Despite the ominous picture above, today, only a handful of highly capable organizations can aggregate data at scale in a meaningful way—which may or may not be a reason to breathe easier. Thanks to a patchwork of privacy regulations and shifting social pressures, most organizations do not openly share customers’ unique identifiers in the wild. For example, in the U.S., sharing Social Security numbers—the closest thing to a universal ID in this country—is legally restricted and rarely done. In Europe, GDPR and a decade of regulatory leadership have curbed the open exchange of personally identifiable data. In summary, the barrier of entry is high, limiting such data sharing to a few companies.
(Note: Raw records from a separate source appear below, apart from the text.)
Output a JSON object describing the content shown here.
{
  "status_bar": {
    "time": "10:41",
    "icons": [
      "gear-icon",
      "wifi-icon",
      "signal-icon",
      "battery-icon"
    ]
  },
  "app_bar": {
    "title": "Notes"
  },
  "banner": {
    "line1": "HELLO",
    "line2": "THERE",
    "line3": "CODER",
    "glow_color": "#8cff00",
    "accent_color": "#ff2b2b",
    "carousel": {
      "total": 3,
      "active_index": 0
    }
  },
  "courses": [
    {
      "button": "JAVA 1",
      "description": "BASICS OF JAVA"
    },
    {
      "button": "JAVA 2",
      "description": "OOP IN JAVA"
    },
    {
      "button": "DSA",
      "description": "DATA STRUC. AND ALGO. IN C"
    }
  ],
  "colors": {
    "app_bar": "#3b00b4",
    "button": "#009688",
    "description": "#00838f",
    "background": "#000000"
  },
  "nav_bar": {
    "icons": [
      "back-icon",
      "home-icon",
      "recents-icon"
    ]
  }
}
Such barriers will collapse once strong identity solutions are readily available. A world with strong identity solutions and, simultaneously, private data hubs2 that do not owe accountability to anyone is the worst possible in terms of the potential harm such data may inflict on the individual from where the data stems in the first place. This is because any organization will be able to mine and exploit such data to its benefit, which, in many cases, will correspond to a negative impact on individuals, well beyond privacy violations. It is for this reason that we are at a critical inflection point. We need identity solutions to tell humans from machines. But these technologies need to be deployed in a data ecosystem that removes power from data hubs. Failing to fix the data ecosystem first won’t just preserve today’s problems—it will make them exponentially worse.

What can we do

Fortunately, much can be done—and many are already tackling this challenge. Yes, we must invest in future identity technologies to distinguish humans from machines and ensure society continues collaborating toward growth, innovation, and shared prosperity. But before these technologies can take root, we must confront the overuse of data head-on. Acknowledging that much of the value large online companies derive comes from vast, privately held data troves, we should consider managing such data as a collective resource3 rather than leaving it concentrated in private hands. This would prevent data from being used for arbitrary purposes, which is what happens today and what would become worse if in addition to data we had full provenance on how that data came to be4.

We tend to take our data ecosystem for granted. Companies come and go, offering products we adopt, exchanging bits of data along the way, all while continuing our routines—streaming music, visiting doctors, grocery shopping online—aware but often uncritical of data’s expanding influence over these interactions. Yet, this influence is not dictated by some unstoppable force; our collective choices shape it. And that is good news—it means we have the power to change it. Recognizing the problem is the first step; acting on it is the next. We already have the tools to reshape data ecosystems to support the strong identity solutions our future demands. There has never been a more exciting time to be engaged in data research: reach out if you want to chat more about this.

  1. For a high-level 1-page overview of data ecology – how we are studying data ecosystems, take a look at this page. Also, take a look at our research initiative here and sign up for the newsletter if this is really interesting to you as we’ll be sharing content there very soon. 

  2. I use data hub as an umbrella term that includes data brokers and online platforms that, while ostensibly existing to provide a service such as search, content recommendations, and retail, are in effect a collection of data. 

  3. many will see political links in this statement. In practice, we can govern data in much the same way we govern other shared resources such as lakes, rivers, and in the same way we (ought to) take care of the atmosphere and so on. Collectively managing data does not need to be tied to a specific political system. 

  4. As a plus, a data pool governed by the collective set of people who generated it would permit those people to train a plethora of LLMs they could jointly benefit from.